Lisette gave her a defensive pout. “Me? How would I know? My hair is completely natural.” Mason answered her with a mock frown, which brought on a fit of laughter from Lisette. “Ça va,” she conceded. “I know a place where we can get some chemicals. We will dye your hair dark, no? Like a gypsy.”
“That’s a start.” Mason searched Lisette’s vanity for a small pair of scissors. With them, she cut the eyelashes on one eye to half their length.
Lisette screeched. “Your lovely lashes! You’ve killed them!”
“They’ll grow back,” Mason assured her, repeating the process on the other eye. “I cut them once when I was young just to see if they would grow back. They did, even longer than before. This is the one way I can guarantee that people won’t recognize me.”
“It’s true,” Lisette teased. “It wouldn’t occur to anyone that you would do such a stupid thing.”
They threw themselves into the planning like Sarah Bernhardt preparing for the Comédie Français. The extensive amount of weight Mason had lost added to the disguise. They took the initials from Mason’s first and middle name—Mason Emily—and twisted them a bit to form the name Amy. Once they’d purchased the new wardrobe, they packed it into steamer trunks and had them sent to the Jockey Club. Then, with Mason in full costume, they went to Gare St-Lazare, where they hired a finer coach and took it to the Opera Quarter as if Miss Amy Caldwell from Boston, Massachusetts, had just arrived on the train from Le Havre.
They giggled most of the way there. What they were doing was outrageous, but after all, it would only be a brief charade. Once the show was a success, Mason Caldwell would come back to life and her sister Amy would conveniently disappear forever.
Chapter 3
As the show was about to open to the public, Mason was faced with an important decision. Falconier had already unbolted the doors and people were beginning to stream in. Halting the sale at this point wouldn’t just be a major inconvenience for everyone involved, it would be considered an affront, particularly inconsiderate in light of the false start-and-stop Falconier had already endured. And yet…What if this Garrett was right? She had no way of knowing. Stopping the sale, as he suggested, required a cheeky daring that certainly appealed to her, but it also called for a confidence in the popularity of her work that, up to now, was completely unwarranted.
What to do?
She scrutinized Garrett. “You really believe there will be that kind of demand for these paintings?”
Without hesitation, he answered, “I do.”
She glanced back at the dealer, who was ushering in the waiting crowd. “Falconier will have an apoplexy.”

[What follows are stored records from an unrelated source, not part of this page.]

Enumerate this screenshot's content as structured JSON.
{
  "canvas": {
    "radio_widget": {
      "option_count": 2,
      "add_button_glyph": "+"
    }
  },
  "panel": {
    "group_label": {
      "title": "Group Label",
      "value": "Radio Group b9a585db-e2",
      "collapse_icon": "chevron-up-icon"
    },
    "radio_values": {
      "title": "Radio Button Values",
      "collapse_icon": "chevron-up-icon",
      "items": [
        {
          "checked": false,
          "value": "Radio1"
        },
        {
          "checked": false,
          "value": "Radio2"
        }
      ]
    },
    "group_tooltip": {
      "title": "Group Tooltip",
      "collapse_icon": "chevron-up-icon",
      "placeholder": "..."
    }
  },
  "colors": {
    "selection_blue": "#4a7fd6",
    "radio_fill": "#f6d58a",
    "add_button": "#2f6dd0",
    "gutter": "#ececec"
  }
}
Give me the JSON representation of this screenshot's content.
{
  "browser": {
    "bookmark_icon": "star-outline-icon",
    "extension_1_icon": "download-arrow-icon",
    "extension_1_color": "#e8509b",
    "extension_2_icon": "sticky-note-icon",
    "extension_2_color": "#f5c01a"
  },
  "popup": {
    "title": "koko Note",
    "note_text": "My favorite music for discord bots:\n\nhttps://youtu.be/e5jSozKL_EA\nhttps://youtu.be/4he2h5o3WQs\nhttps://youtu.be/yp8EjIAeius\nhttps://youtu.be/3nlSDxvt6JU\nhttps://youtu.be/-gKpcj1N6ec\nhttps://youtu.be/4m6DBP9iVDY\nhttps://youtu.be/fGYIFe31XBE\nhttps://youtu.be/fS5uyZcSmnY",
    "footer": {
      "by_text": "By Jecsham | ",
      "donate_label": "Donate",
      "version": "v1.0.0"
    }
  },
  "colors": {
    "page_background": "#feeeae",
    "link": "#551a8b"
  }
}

Garrett arched a brow. She detected a challenge lurking in his amused smile. “Would you like me to do it for you?”
There was something hidden in the smoky depths of his eyes that captivated her, beckoned her, told her she could…What? Trust him?
In that moment she made her decision. “Thank you. I’ll do it myself.”
She swiveled on her feet, marched over to Falconier, and announced, “I’m stopping the sale.”
He wheeled in alarm. “Stopping the sale!”
“Just until we can better assess the real value of the paintings. There’s just more interest here than I know how to deal with.”